Race-related riots erupted from Longview, Texas, to Chicago. The Great Migration began before World War I, as black Americans mired in Southern poverty sought greater employment possibilities in the industrial North. Racial tensions flared in both regions. In the South, lynchings proliferated, and, for the first time, major Northern cities developed black slums. Many white-led labor unions refused membership to blacks. It was inevitable that violence should occur, and it frequently did.
American women determined to claim the universal right to vote abandoned genteel protest for more vocal demands. While Woodrow Wilson attempted to help form a new world order in France, sixty-five U.S. suffragists burned the president in effigy in front of the White House.
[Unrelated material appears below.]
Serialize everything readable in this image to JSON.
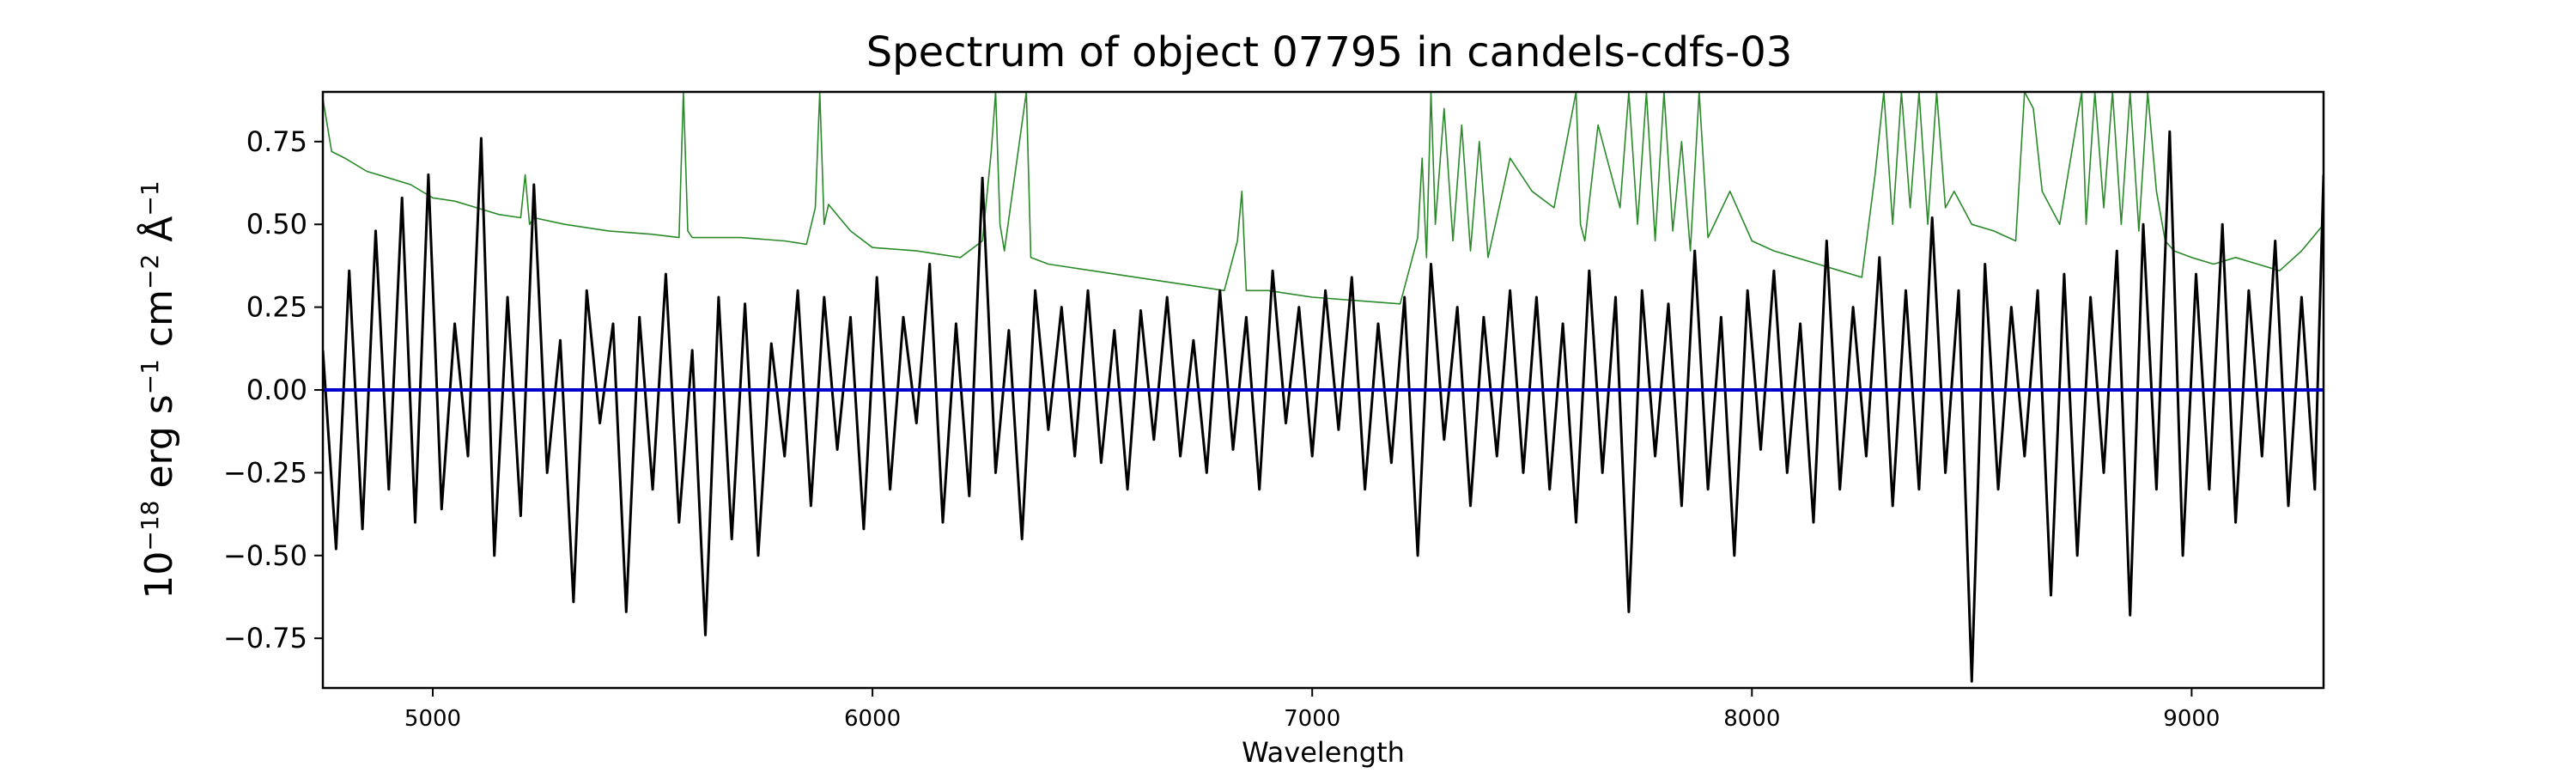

Many national leaders, and a burgeoning number of ordinary citizens, attributed the widespread turmoil to a single, malign source:
Bolshevism. Or, even more frequently, Reds. Many Americans feared an influx of Red (or Bolshie, or commie) agents posing as immigrants pouring into the U.S. and initiating unrest. It was common knowledge that the Russian Revolution began with a series of labor strikes, and in many of those now occurring in the U.S., organizers were suspected of communist sympathies, if not outright Bolshevik ties. From there, it was easy for the suspicious-minded to link Red influence to American race riots—the commies were encouraging the blacks!—and the suffragist movement—egged on by the Bolshies, women no lo
nger knew their place. Then on June 2, a coordinated terrorist attack set off bombs in eight cities across America, including on the front steps of Attorney General A. Mitchell Palmer’s residence in Washington, D.C. Two people died, and it was widely accepted that these might prove to be only the first such attacks, which almost certainly were the work of Bolshevik agents, possibly in league with American sympathizers.
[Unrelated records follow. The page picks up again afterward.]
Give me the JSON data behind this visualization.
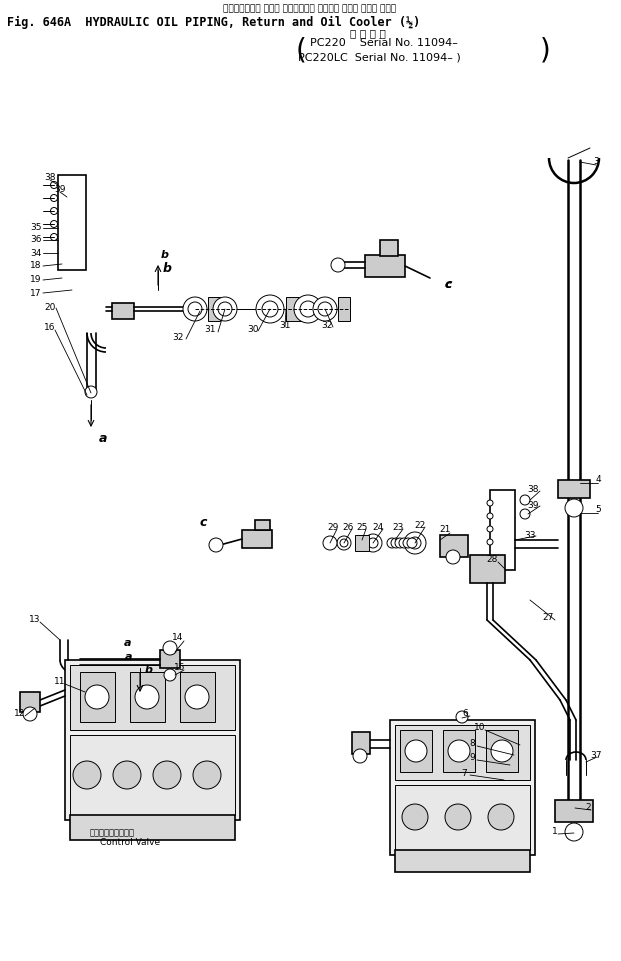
{
  "title_japanese": "ハイドロリック オイル パイピング、 リターン および オイル クーラ",
  "title_line1": "Fig. 646A  HYDRAULIC OIL PIPING, Return and Oil Cooler (½)",
  "title_note": "適 用 号 機",
  "title_pc220": "PC220    Serial No. 11094–",
  "title_pc220lc": "PC220LC  Serial No. 11094– )",
  "bg_color": "#ffffff",
  "line_color": "#000000",
  "figsize": [
    6.21,
    9.61
  ],
  "dpi": 100
}
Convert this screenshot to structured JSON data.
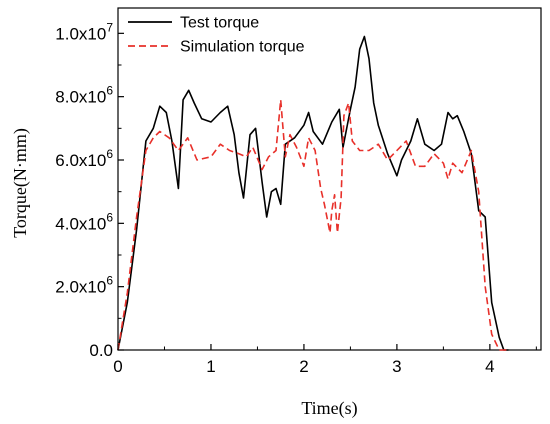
{
  "chart_data": {
    "type": "line",
    "xlabel": "Time(s)",
    "ylabel": "Torque(N·mm)",
    "xlim": [
      0,
      4.55
    ],
    "ylim": [
      0,
      10800000
    ],
    "x_ticks": [
      0,
      1,
      2,
      3,
      4
    ],
    "x_tick_labels": [
      "0",
      "1",
      "2",
      "3",
      "4"
    ],
    "y_ticks": [
      0,
      2000000,
      4000000,
      6000000,
      8000000,
      10000000
    ],
    "y_tick_labels": [
      "0.0",
      "2.0x10",
      "4.0x10",
      "6.0x10",
      "8.0x10",
      "1.0x10"
    ],
    "y_tick_exponents": [
      "",
      "6",
      "6",
      "6",
      "6",
      "7"
    ],
    "legend_position": "top-left",
    "series": [
      {
        "name": "Test torque",
        "color": "#000000",
        "style": "solid",
        "x": [
          0,
          0.1,
          0.2,
          0.3,
          0.38,
          0.45,
          0.52,
          0.58,
          0.65,
          0.7,
          0.76,
          0.82,
          0.9,
          1.0,
          1.1,
          1.18,
          1.25,
          1.3,
          1.35,
          1.42,
          1.48,
          1.55,
          1.6,
          1.65,
          1.7,
          1.75,
          1.8,
          1.9,
          2.0,
          2.05,
          2.1,
          2.2,
          2.3,
          2.38,
          2.42,
          2.5,
          2.55,
          2.6,
          2.65,
          2.7,
          2.75,
          2.8,
          2.9,
          3.0,
          3.05,
          3.15,
          3.22,
          3.3,
          3.4,
          3.48,
          3.55,
          3.6,
          3.65,
          3.72,
          3.8,
          3.88,
          3.95,
          4.02,
          4.1,
          4.15,
          4.2
        ],
        "y": [
          0,
          1500000,
          3800000,
          6600000,
          7000000,
          7700000,
          7500000,
          6600000,
          5100000,
          7900000,
          8200000,
          7800000,
          7300000,
          7200000,
          7500000,
          7700000,
          6800000,
          5600000,
          4800000,
          6800000,
          7000000,
          5300000,
          4200000,
          5000000,
          5100000,
          4600000,
          6500000,
          6700000,
          7100000,
          7500000,
          6900000,
          6500000,
          7200000,
          7600000,
          6400000,
          7600000,
          8300000,
          9500000,
          9900000,
          9200000,
          7800000,
          7100000,
          6200000,
          5500000,
          6000000,
          6600000,
          7300000,
          6500000,
          6300000,
          6500000,
          7500000,
          7300000,
          7400000,
          6900000,
          6200000,
          4400000,
          4200000,
          1500000,
          400000,
          0,
          0
        ]
      },
      {
        "name": "Simulation torque",
        "color": "#e8302a",
        "style": "dashed",
        "x": [
          0,
          0.1,
          0.2,
          0.3,
          0.38,
          0.45,
          0.55,
          0.65,
          0.75,
          0.85,
          1.0,
          1.1,
          1.2,
          1.3,
          1.38,
          1.45,
          1.55,
          1.62,
          1.7,
          1.75,
          1.8,
          1.85,
          1.92,
          2.0,
          2.05,
          2.12,
          2.18,
          2.22,
          2.28,
          2.3,
          2.33,
          2.36,
          2.4,
          2.43,
          2.48,
          2.52,
          2.6,
          2.7,
          2.8,
          2.9,
          3.0,
          3.1,
          3.2,
          3.3,
          3.4,
          3.5,
          3.55,
          3.6,
          3.7,
          3.8,
          3.88,
          3.95,
          4.02,
          4.1,
          4.15,
          4.2
        ],
        "y": [
          0,
          1800000,
          4200000,
          6300000,
          6700000,
          6900000,
          6700000,
          6300000,
          6700000,
          6000000,
          6100000,
          6500000,
          6300000,
          6200000,
          6100000,
          6400000,
          5700000,
          6100000,
          6300000,
          7900000,
          6100000,
          6800000,
          6400000,
          5800000,
          6700000,
          6300000,
          5100000,
          4600000,
          3700000,
          4400000,
          4900000,
          3700000,
          4800000,
          7400000,
          7800000,
          6600000,
          6300000,
          6300000,
          6500000,
          6000000,
          6300000,
          6600000,
          5800000,
          5800000,
          6200000,
          5900000,
          5400000,
          5900000,
          5600000,
          6300000,
          5000000,
          2000000,
          500000,
          0,
          0,
          0
        ]
      }
    ]
  }
}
It was in this paranoid atmosphere that Woodrow Wilson returned to the U.S. in July, determined that the Senate should ratify the Treaty of Versailles, including American membership in a League of Nations to preside over international affairs. Wilson was a Democrat. Republicans, sensing a convergence of moral responsibility and political opportunity, stood firm in opposition. With a two-thirds majority vote needed for ratification and Republicans holding just over half of the Senate’s ninety-six seats, the treaty could be approved only if all Democratic senators voted in favor (itself a dubious possibility) and Wilson convinced more than a dozen Republicans to defy their party leadership. When too many senators balked, Wilson took his case directly to the American people—if he could persuade enough voters in both parties to support the treaty, senators back in Washington would get the message. The president embarked on a trip intended to last more than three weeks, crisscrossing the nation, attempting to sell the relatively new notion that America’s responsibilities no longer ended at its shores. It was an exhausting task for a fit man, and Wilson had never been especially healthy. Worn down by headaches, asthma, digestive problems, and double vision, Wilson suffered a severe stroke that resulted in paralysis of his left side. White House doctors covered up the extent of the president’s illness, describing it as “nervous exhaustion” that could be remedied by rest. In November, with Wilson still out of action, the Senate rejected the Treaty of Versailles and the League of Nations by a vote of 38 for and 53 against.